About preparing DAVIS and KIBA data folds.

Question

About preparing DAVIS and KIBA data folds.

Closed this issue 9 months ago · 3 comments

Hello,

Can you share more details about how you prepared DAVIS and KIBA datasets?

I downloaded these datasets from here https://github.com/chao1224/GraphMVP/tree/main/datasets. Then preprocessed as instructed there. I then combined the resulting train.csv and test.csv files to create the full dataset. Then I used scaffold splitting to split this full dataset to train, valid and test. For DAVIS I used the transformed affinities (-np.log10(y / 1e9) to train the model. Is this the approach you used as well?

It would be great if you could add your preprocessed train, valid and test folds to the repository.

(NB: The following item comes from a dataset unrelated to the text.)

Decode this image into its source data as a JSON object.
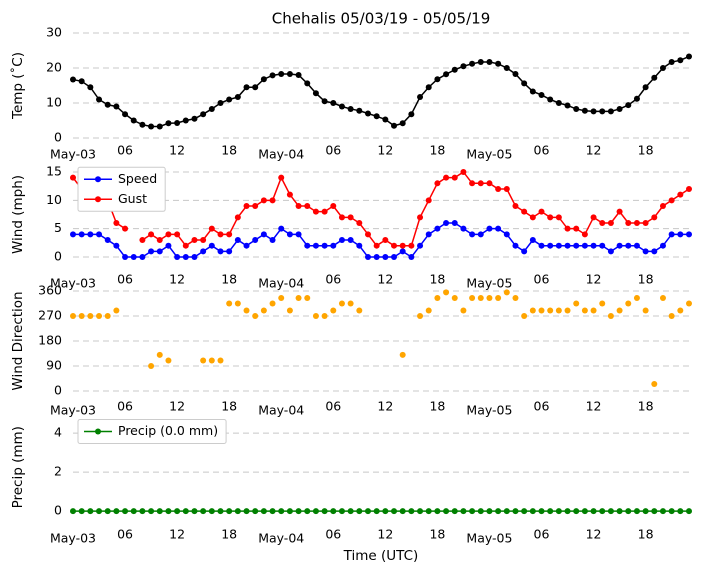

Answer 1 · 2024-03-23T01:59:30.000Z

Thanks for you interest.

Unfortunately I can't find the preprocessed train/valid/test files.

For the two dta datasets, we randomly split them into trian/valid/test sets, following the setting of GraphMVP. Below is from the GraphMVP's paper:

Table 5: Results for four molecular property prediction tasks (regression) and two DTA tasks
(regression). We report the mean RMSE of 3 seeds with scaffold splitting for molecular property
downstream tasks, and mean MSE for 3 seeds with random splitting on DTA tasks. For GraphMVP ,
we set M = 0.15 and C = 5. The best performance for each task is marked in bold. We omit the std
here since they are very small and indistinguishable. For complete results, please check Appendix G.4.

We did not perform any preprocessing except the preprocessing.py in GraphMVP. But we applied normalization to the labels in the tuning stage. (SimSGT/regression/tuning_dta.py/train_dta, line 246)

Answer 2 · 2024-03-23T15:22:42.000Z

Thank you very much for the details! Just for clarification, did you use the same test.csv as prepared in preprocess.py in the GraphMVP repository (https://github.com/chao1224/GraphMVP/blob/main/datasets/dti_datasets/davis/preprocess.py) ?

Answer 3 · 2024-03-24T03:01:48.000Z

Thank you very much for the details! Just for clarification, did you use the same test.csv as prepared in preprocess.py in the GraphMVP repository (https://github.com/chao1224/GraphMVP/blob/main/datasets/dti_datasets/davis/preprocess.py) ?

Yes. As shown in line 177~187 of regression/tuning_dta.py, we use the original train.csv and test.csv files processed by GraphMVP's preprocess.py.